Ramadhan Bulan Literasi

  • Whatsapp

Oleh: H. Asmu’i Syarkowi
(Hakim Pengadilan Agama Semarang Kelas I A)

Satu hari menghatamkan satu juz–atau yang sering dikenal dengan istilah keren “one day one juz” (ODOJ)—merupakan kegiatan rutin K.H. Abdul Hadi di setiap ramadhan. Pengasuh pesantren di pinggiran kota Yogyakarta–yang waktu itu kecil dan kini tumbuh maju sangat pesat—itu, memang selalu menjadikannya wiridan tahunan bersama santri. Karena waktu yang digunakan pada jam-jam kuliah santri yang semuanya mahasiswa, pesertanyapun hanya sebatas santri yang kebetulan ‘nganggur’ dan beberapa orang masyarakat setempat. Bedanya dengan ODOJ sekarang, kalau sekarang ODOJ hanya dibaca biasa, oleh kiai 1 juz dibaca bersama makna perkalimat. Tidak jarang, di sela-sela membaca tersebut, kiai–yang sanad bacaan Al Qurannya dari pesantren Krapyak ( al-Maghfurlah K.H. Munawwir)—ini memperbaiki (menashih) bacaan santri dengan menyuruhnya membaca surat al Fatihah, di samping dibaca pelan juga harus tepat dalam pelafalan setiap hurufnya ( al qira’ah bit tahqiq ). Yang bacaannya belum dianggap memenuhi standar oleh beliau keesokan harinya disuruhnya mengulang sampai dinyatakan lulus. Penulis termasuk beruntung pernah mengikuti seleksi tersebut dan telah dinyatakan lulus oleh beliau. Ketika ramadhan usai, khatam pula pengajian al Qur’an terjamah itu.

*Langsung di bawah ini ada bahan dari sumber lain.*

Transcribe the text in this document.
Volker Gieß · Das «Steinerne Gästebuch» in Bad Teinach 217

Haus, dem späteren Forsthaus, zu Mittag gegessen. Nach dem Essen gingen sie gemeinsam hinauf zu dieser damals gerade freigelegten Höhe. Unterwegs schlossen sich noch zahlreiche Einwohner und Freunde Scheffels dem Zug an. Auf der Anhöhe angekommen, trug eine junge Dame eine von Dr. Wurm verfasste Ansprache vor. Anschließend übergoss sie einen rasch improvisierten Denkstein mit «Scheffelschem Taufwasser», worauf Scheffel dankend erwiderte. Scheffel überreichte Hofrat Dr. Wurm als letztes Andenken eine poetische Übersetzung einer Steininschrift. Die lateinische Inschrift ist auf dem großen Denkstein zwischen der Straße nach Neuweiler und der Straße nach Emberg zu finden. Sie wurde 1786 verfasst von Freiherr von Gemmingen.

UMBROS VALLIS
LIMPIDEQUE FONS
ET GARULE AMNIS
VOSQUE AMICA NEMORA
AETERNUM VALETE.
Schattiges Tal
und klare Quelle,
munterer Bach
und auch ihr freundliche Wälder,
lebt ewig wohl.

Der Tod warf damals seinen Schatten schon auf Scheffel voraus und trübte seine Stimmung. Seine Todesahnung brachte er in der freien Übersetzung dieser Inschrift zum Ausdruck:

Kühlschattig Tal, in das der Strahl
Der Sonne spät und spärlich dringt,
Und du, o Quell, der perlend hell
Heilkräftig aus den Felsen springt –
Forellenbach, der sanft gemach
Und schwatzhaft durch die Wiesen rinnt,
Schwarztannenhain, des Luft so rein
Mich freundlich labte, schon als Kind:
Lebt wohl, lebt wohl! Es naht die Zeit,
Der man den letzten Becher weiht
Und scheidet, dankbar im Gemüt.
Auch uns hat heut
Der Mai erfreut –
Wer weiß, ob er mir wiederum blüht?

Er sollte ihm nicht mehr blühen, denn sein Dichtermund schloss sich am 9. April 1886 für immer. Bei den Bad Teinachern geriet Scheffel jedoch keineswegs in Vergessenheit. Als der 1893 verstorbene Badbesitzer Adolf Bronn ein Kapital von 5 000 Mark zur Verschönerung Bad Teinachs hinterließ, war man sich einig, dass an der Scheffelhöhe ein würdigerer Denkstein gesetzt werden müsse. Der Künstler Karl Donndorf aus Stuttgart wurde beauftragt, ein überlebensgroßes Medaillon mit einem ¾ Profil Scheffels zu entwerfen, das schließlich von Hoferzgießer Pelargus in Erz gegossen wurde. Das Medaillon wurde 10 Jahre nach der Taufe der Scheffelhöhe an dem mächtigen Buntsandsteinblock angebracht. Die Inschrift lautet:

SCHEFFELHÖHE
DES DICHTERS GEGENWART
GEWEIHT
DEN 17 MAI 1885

Sebagai santri baru pada mulanya penulis heran mengapa kiai memilih al Qur’an sebagai kegiatan baku. Pada akhirnya penulispun mengerti hikmah di balik kegiatan yang tampak sederhana itu. Banyak ummat Islam hafal, atau tahu bahwa al Quran merupakan kitab suci yang di samping merupakan mukjizat Mumammad juga sebagai pedoman hidup ummat Islam. Kita juga sering mengusung hadits Nabi yang memberi predikat pamungkas mengenai siapa orang yang paling baik di antara kita: “Sebaik-baik kamu ialah yang membaca Al Qur’an dan mengajarkannya”. Sejumlah hadits tentang fadhilah membaca Al Quran juga sering kita obral kepada jamaah di majelis taklim. Di atas semua itu memang terdapat satu kalimat sebagai argumen, bahwa wahyu yang kia yakini sebagai yang pertama turun dimulai kata “iqra”: bacalah.
Menurut Prof. Quraish Shihab kata iqra pada ayat prtama surat al alaq diambil dari akar kata yang artinya menghimpun. Arti tersebut kemudian mengandung beragam makna seperti menyampaikan, menelaah, mendalami, meneliti, mengetahui ciri sesuatu dan membaca teks tertulis atau tidak tertulis. Dengan demikian, kata iqra di samping mengandung makna verbal (membaca tulisan) juga mengandung makna non verbal, yaitu membaca dalam arti luas yang berarti di samping membaca, juga mengandung perintah meneliti, mendalami, mengetahui ciri-ciri sesuatu, mempelajari alam sekitar, membaca tanda-tanda zaman, membaca hakikat diri kita masing-masing.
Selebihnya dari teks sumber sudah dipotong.